Environment:Mlfoundations Open flamingo Evaluation Dependencies
| Knowledge Sources | |
|---|---|
| Domains | Infrastructure, Evaluation, Computer_Vision |
| Last Updated | 2026-02-08 03:30 GMT |
Overview
Evaluation-specific dependencies including pycocoevalcap for CIDEr captioning metrics, NLTK for text processing, scikit-learn for ROC-AUC scoring, and scipy for mathematical operations.
Description
This environment extends the base OpenFlamingo dependencies with evaluation-specific packages. Pycocoevalcap provides COCO captioning evaluation metrics (CIDEr). Pycocotools provides the COCO API for dataset access. NLTK handles text preprocessing for VQA evaluation. Scikit-learn provides the ROC-AUC metric for Hateful Memes classification. The inflection package normalizes VQA answers for scoring.
Usage
Use this environment for the Few-Shot Evaluation workflow. It is required for running captioning evaluation (CIDEr on COCO/Flickr30K), VQA evaluation (accuracy on VQAv2/OK-VQA/VizWiz/TextVQA), and classification evaluation (top-1 accuracy on ImageNet, ROC-AUC on Hateful Memes).
System Requirements
| Category | Requirement | Notes |
|---|---|---|
| Disk | Varies by benchmark | COCO images ~20GB, ImageNet ~150GB, others 1-10GB each |
| RAM | 32GB+ recommended | RICES feature caching loads all features into memory |
Dependencies
Python Packages
- `pycocoevalcap`
- `pycocotools`
- `scipy`
- `torchvision`
- `nltk`
- `inflection`
- `scikit-learn`
- `tqdm`
- `requests`
Development Packages
- `black`
- `mypy`
- `pylint`
- `pytest`
Credentials
No credentials are required.

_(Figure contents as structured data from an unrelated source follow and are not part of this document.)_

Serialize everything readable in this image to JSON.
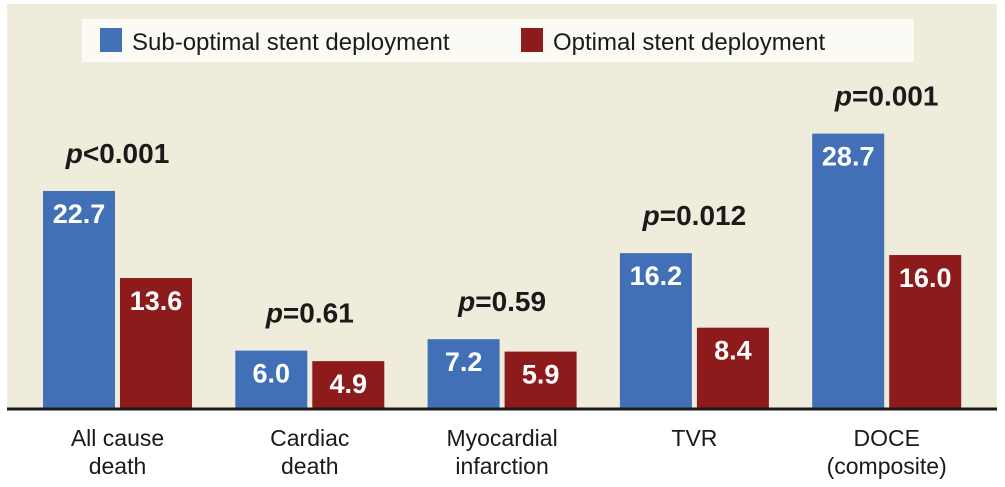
{
  "chart_data": {
    "type": "bar",
    "title": "",
    "xlabel": "",
    "ylabel": "",
    "ylim": [
      0,
      30
    ],
    "grid": false,
    "legend_position": "top",
    "categories": [
      [
        "All cause",
        "death"
      ],
      [
        "Cardiac",
        "death"
      ],
      [
        "Myocardial",
        "infarction"
      ],
      [
        "TVR"
      ],
      [
        "DOCE",
        "(composite)"
      ]
    ],
    "series": [
      {
        "name": "Sub-optimal stent deployment",
        "color": "#4170b6",
        "values": [
          22.7,
          6.0,
          7.2,
          16.2,
          28.7
        ],
        "labels": [
          "22.7",
          "6.0",
          "7.2",
          "16.2",
          "28.7"
        ]
      },
      {
        "name": "Optimal stent deployment",
        "color": "#8e1b1b",
        "values": [
          13.6,
          4.9,
          5.9,
          8.4,
          16.0
        ],
        "labels": [
          "13.6",
          "4.9",
          "5.9",
          "8.4",
          "16.0"
        ]
      }
    ],
    "annotations": [
      {
        "category_index": 0,
        "p_symbol": "p",
        "text": "<0.001"
      },
      {
        "category_index": 1,
        "p_symbol": "p",
        "text": "=0.61"
      },
      {
        "category_index": 2,
        "p_symbol": "p",
        "text": "=0.59"
      },
      {
        "category_index": 3,
        "p_symbol": "p",
        "text": "=0.012"
      },
      {
        "category_index": 4,
        "p_symbol": "p",
        "text": "=0.001"
      }
    ]
  },
  "colors": {
    "background": "#f0ecdc",
    "legend_background": "#fbfaf5",
    "axis": "#1a1a1a"
  }
}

Benchmark datasets must be pre-downloaded to local disk.
Quick Install
# Install evaluation extras via setup.py
pip install -e ".[eval]"
# Or install manually
pip install pycocoevalcap pycocotools scipy torchvision nltk inflection scikit-learn tqdm requests
# Or from requirements file
pip install -r requirements-eval.txt
Code Evidence
Evaluation extras from `setup.py:19-27`:
EVAL = [
"scipy",
"torchvision",
"nltk",
"inflection",
"pycocoevalcap",
"pycocotools",
"tqdm",
]
CIDEr metric usage from `open_flamingo/eval/coco_metric.py`:
from pycocoevalcap.eval import COCOEvalCap
ROC-AUC scoring for Hateful Memes from `open_flamingo/eval/evaluate.py:11`:
from sklearn.metrics import roc_auc_score
Common Errors
| Error Message | Cause | Solution |
|---|---|---|
| `ImportError: pycocoevalcap` | pycocoevalcap not installed | `pip install pycocoevalcap pycocotools` |
| `FileNotFoundError` on dataset paths | Benchmark data not downloaded | Download COCO, ImageNet, etc. to paths specified in CLI args |
| `Only 0 shot eval is supported for non-open_flamingo models` | Trying few-shot eval with BLIP | Use `--shots 0` for non-OpenFlamingo models |
| `Number of trial seeds must be == number of trials` | Mismatch between `--num_trials` and `--trial_seeds` | Provide matching counts |
Compatibility Notes
- BLIP-2 support: Evaluation framework supports BLIP-2 via separate model wrapper, but only zero-shot evaluation is supported for non-OpenFlamingo models.
- RICES features: Can be pre-cached to disk as `.pkl` files via `cache_rices_features.py` to avoid recomputation.
- VQA test-dev: For VQAv2 and VizWiz, when no test annotations are available, results are formatted for EvalAI submission.